The economic system in Cuba doesn’t work, and people don’t have many ways to succeed. People are desperate and doing everything they can do, but the situation is getting worse every day. There are two embargoes: the U.S. against the Cuban government, and the Cuban government against the people.  We aren’t allowed to have a shop or business or develop ourselves. There are very few openings for Cubans. 

When the future seems hopeless, there is sadness and darkness in front of you. Some young people are involved with drugs, and there is more robbery and violence. A guy was killed close by for his electric scooter. Many people are selling their homes and everything they own to go to the United States. They are leaving through Nicaraugua or taking risky rafts out to sea—some have lost their lives along the way. People from our church come to me and talk of leaving. I tell them to pray and talk to God, and some leave. 

It is the church’s job to care for those who are struggling. We help the elderly and give them haircuts and wash their clothes.
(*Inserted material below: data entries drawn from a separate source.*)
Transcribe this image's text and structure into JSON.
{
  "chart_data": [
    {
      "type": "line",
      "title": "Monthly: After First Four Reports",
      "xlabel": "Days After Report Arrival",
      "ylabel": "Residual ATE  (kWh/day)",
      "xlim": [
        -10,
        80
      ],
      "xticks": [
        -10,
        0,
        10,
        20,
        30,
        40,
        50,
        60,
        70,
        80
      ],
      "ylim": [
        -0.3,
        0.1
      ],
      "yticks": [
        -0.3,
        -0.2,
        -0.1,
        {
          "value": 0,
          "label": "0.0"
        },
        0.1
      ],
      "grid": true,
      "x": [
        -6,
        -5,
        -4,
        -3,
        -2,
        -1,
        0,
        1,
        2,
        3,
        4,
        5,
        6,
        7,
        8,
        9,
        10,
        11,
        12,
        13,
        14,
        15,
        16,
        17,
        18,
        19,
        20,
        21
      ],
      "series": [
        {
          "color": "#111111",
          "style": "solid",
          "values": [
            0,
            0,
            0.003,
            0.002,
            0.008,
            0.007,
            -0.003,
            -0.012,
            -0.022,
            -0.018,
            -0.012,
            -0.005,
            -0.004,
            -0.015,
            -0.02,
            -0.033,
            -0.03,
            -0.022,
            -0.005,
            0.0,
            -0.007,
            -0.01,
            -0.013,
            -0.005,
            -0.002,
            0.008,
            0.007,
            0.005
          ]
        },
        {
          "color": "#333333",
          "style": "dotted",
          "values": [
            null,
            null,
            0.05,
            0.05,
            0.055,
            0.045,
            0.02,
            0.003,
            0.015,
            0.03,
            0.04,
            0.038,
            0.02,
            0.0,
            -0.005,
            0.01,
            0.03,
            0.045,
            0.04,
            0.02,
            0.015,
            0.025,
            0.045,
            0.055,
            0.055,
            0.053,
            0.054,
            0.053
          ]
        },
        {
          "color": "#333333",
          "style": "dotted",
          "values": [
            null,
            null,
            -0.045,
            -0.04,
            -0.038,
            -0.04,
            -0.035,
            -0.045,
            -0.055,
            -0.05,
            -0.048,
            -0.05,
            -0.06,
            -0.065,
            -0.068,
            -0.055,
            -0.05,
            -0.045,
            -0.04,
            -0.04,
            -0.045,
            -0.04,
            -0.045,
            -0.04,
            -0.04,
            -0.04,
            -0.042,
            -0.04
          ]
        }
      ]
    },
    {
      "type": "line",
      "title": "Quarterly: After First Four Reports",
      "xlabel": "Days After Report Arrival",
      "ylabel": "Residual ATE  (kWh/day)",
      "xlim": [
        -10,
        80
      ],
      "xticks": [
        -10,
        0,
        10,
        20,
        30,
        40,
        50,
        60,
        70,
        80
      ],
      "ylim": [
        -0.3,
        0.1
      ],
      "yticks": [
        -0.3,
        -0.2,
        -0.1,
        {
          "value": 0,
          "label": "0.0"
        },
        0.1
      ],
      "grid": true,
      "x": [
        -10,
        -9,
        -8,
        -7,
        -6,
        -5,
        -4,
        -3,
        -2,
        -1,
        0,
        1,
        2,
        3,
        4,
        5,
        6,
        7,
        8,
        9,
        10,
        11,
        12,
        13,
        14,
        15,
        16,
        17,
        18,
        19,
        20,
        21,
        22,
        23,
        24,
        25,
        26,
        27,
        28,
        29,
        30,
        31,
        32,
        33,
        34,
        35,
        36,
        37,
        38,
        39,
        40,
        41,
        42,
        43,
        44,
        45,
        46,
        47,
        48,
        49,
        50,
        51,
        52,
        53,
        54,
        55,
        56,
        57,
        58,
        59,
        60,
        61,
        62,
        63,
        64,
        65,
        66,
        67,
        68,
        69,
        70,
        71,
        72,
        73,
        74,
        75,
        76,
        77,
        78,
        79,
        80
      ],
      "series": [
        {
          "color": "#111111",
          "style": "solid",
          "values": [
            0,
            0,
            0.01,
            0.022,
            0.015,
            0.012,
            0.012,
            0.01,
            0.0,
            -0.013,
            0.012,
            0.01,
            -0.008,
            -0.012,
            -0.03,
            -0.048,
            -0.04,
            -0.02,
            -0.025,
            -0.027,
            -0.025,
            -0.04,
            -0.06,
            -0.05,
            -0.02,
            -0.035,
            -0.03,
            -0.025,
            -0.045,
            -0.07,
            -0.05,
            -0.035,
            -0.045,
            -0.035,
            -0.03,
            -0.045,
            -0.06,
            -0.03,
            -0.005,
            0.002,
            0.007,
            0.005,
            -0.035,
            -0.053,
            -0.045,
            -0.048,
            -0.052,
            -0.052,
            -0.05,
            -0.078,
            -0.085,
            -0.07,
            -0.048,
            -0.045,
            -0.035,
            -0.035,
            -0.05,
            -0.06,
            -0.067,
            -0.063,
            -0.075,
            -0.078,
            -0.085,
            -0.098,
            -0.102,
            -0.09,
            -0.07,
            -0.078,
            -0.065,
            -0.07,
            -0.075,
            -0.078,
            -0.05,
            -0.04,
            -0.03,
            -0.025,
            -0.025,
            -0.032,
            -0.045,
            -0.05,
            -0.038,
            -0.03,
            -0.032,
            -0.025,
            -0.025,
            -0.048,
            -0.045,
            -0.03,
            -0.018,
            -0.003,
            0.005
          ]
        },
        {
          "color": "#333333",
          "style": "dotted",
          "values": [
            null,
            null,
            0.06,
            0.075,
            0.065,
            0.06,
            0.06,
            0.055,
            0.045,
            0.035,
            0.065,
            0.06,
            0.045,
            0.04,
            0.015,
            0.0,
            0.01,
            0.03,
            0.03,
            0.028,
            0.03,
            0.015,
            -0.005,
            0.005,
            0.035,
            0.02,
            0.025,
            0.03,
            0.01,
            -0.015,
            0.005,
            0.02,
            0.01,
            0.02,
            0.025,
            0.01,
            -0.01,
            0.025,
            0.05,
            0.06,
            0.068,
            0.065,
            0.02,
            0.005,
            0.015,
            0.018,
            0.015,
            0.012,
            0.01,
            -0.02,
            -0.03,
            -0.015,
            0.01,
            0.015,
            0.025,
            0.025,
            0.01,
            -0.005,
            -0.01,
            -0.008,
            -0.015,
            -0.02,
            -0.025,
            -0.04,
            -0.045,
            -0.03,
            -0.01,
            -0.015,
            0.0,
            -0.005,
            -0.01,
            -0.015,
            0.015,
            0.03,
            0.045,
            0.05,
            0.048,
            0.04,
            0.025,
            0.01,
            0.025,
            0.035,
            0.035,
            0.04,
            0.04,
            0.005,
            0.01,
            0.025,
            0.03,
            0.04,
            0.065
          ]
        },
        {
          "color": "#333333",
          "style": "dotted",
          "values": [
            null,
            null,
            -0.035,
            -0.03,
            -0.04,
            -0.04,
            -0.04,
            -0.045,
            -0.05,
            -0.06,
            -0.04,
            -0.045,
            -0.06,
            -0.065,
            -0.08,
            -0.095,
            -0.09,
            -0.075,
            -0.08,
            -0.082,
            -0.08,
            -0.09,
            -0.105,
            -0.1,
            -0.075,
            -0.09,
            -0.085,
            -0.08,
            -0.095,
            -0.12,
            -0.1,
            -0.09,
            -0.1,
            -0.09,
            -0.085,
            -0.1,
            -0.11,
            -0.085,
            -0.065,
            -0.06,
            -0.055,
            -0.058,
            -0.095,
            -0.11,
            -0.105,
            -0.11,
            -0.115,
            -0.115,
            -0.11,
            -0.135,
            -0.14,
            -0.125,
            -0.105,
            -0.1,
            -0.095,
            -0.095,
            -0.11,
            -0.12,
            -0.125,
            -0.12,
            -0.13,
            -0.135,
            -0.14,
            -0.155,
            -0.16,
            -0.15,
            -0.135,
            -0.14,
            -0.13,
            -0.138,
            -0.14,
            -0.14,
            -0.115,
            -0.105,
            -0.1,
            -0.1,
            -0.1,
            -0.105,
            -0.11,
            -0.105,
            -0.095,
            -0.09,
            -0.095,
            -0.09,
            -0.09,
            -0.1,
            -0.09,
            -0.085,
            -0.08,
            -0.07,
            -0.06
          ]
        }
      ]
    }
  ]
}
Our neighborhood school was falling down, so we cleaned and painted to help fix it up. A tornado passed through this area two years ago, destroying homes and cars. We received supplies from churches in the U.S. and helped those who lost everything. 

We have a family medical system in Cuba with a doctor and nurse in every neighborhood. Their homes are part of the system and are important to the health of our community. We clean and paint their houses, cut the grass, and repair windows. Sometimes the doctors don’t have pens for prescriptions, so we give them pens. Even if you have a prescription, you may not be able to find that medication in the pharmacy. Drug stores are closed some days, other days they are open with little medication. 

There are many ways to help our neighborhood. Children were going to school without breakfast, so we started feeding them breakfast here. I would like to add a kitchen and community dining room on the second floor. 

When times are hard, people turn to God and help each other. People want better. The help for Cubans is coming from the churches.”

Pastor Kimy 

(This is the final story in a series of stories from my trip to Cuba in early January.) 

 

2 Comments

  1. Louis Mapp

    Paraphrasing Jesus–What you do for the least of these–you do for me.

    Reply
    • Lynn Oldshue

      The churches in Cuba are filling a great need. There was a Methodist Church across the street from the home where we stayed in Havana. It was overflowing with people even standing outside for every service. They worshipped for hours each time.